The dissertation studies two aspects of the U.S. registered investment companies. The
first essay analyzes the ownership and organizational structure aspect while the second
essay investigates the restructure events of those investment companies. We find sellers
from mutual fund asset sales are mainly financial conglomerates. Funds under
management of those conglomerates experience poor performance during the period prior
to asset sales. On the other hand, acquirers are generally highly focused mutual fund
companies. Funds acquired by these focused entities experience improvement in both
fund performance and operational efficiency. From the analysis of organizational
structure, funds managed by focused mutual fund companies demonstrate better
performance and operating efficiency than those of diversified ones.
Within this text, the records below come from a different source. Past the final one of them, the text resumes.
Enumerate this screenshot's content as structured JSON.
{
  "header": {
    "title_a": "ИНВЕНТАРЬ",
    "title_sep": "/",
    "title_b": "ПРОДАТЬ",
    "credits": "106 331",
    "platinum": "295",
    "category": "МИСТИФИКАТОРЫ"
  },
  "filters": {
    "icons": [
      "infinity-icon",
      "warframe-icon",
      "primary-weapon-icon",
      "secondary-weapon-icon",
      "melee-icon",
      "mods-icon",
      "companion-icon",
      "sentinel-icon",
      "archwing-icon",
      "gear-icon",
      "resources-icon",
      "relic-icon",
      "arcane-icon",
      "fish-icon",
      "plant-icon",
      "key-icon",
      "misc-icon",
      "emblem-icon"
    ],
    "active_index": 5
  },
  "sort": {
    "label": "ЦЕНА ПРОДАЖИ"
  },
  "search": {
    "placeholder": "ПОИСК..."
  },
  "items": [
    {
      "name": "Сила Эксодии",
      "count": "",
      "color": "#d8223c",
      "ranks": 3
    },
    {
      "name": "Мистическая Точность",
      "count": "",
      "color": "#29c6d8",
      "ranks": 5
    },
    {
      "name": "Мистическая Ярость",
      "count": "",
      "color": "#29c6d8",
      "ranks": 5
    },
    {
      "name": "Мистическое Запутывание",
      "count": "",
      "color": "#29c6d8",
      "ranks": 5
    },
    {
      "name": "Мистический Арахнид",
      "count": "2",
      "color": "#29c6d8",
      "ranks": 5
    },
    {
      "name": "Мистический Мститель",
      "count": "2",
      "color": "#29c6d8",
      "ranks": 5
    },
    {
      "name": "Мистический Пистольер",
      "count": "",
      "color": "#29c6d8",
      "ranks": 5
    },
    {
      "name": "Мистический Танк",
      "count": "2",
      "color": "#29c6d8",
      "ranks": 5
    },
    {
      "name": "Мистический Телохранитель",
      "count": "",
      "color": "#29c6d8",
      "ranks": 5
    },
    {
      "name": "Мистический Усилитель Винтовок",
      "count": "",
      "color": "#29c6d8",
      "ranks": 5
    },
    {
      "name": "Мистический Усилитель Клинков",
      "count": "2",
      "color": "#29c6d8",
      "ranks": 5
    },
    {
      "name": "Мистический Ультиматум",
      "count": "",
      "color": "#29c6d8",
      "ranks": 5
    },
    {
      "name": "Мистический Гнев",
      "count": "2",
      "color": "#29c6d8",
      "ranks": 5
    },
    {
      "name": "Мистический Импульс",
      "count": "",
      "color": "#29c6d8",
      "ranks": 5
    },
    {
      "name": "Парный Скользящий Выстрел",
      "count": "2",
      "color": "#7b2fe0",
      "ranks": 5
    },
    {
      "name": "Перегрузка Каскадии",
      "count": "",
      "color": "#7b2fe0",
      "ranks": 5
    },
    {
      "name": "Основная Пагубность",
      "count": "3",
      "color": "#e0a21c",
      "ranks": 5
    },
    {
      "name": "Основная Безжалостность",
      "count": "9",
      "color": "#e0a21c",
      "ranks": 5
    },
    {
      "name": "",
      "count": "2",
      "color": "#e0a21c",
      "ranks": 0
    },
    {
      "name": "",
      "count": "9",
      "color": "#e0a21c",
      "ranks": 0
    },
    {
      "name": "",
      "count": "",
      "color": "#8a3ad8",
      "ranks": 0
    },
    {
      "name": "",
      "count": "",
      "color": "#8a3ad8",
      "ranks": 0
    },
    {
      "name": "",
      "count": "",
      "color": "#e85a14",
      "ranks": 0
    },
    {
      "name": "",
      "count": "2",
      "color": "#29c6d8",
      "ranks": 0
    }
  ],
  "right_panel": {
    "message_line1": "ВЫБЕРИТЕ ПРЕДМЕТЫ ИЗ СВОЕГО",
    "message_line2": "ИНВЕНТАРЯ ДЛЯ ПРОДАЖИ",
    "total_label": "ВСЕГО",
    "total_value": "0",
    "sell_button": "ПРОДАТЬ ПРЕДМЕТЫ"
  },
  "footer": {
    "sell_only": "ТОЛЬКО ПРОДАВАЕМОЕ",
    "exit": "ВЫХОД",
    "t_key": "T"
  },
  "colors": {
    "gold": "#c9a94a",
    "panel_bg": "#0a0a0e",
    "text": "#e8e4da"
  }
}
Funds managed by
diversified fund companies also experience performance deterioration during years
following their IPOs, while focused counterparts encounter performance enhancement.
From the analysis of ownership structure, funds managed by public mutual fund entities
outperform their private competitors. Our evidence indicates that (1) organizational
structure (level of concentration), (2) economies of scale, (3) strengthened monitoring,
and (4) managerial ownership contribute to the superior performance and greater
operating efficiency that occur subsequent to asset sales in the mutual fund industry. We
propose (1) a public trade, (2) a focused business line, and (3) a large insider ownership
to explain the outperformance and management efficiency. Our results not only
contribute to the dynamic of mutual fund operations but also explain the evolution of
business model for the industry organizations of the past decades.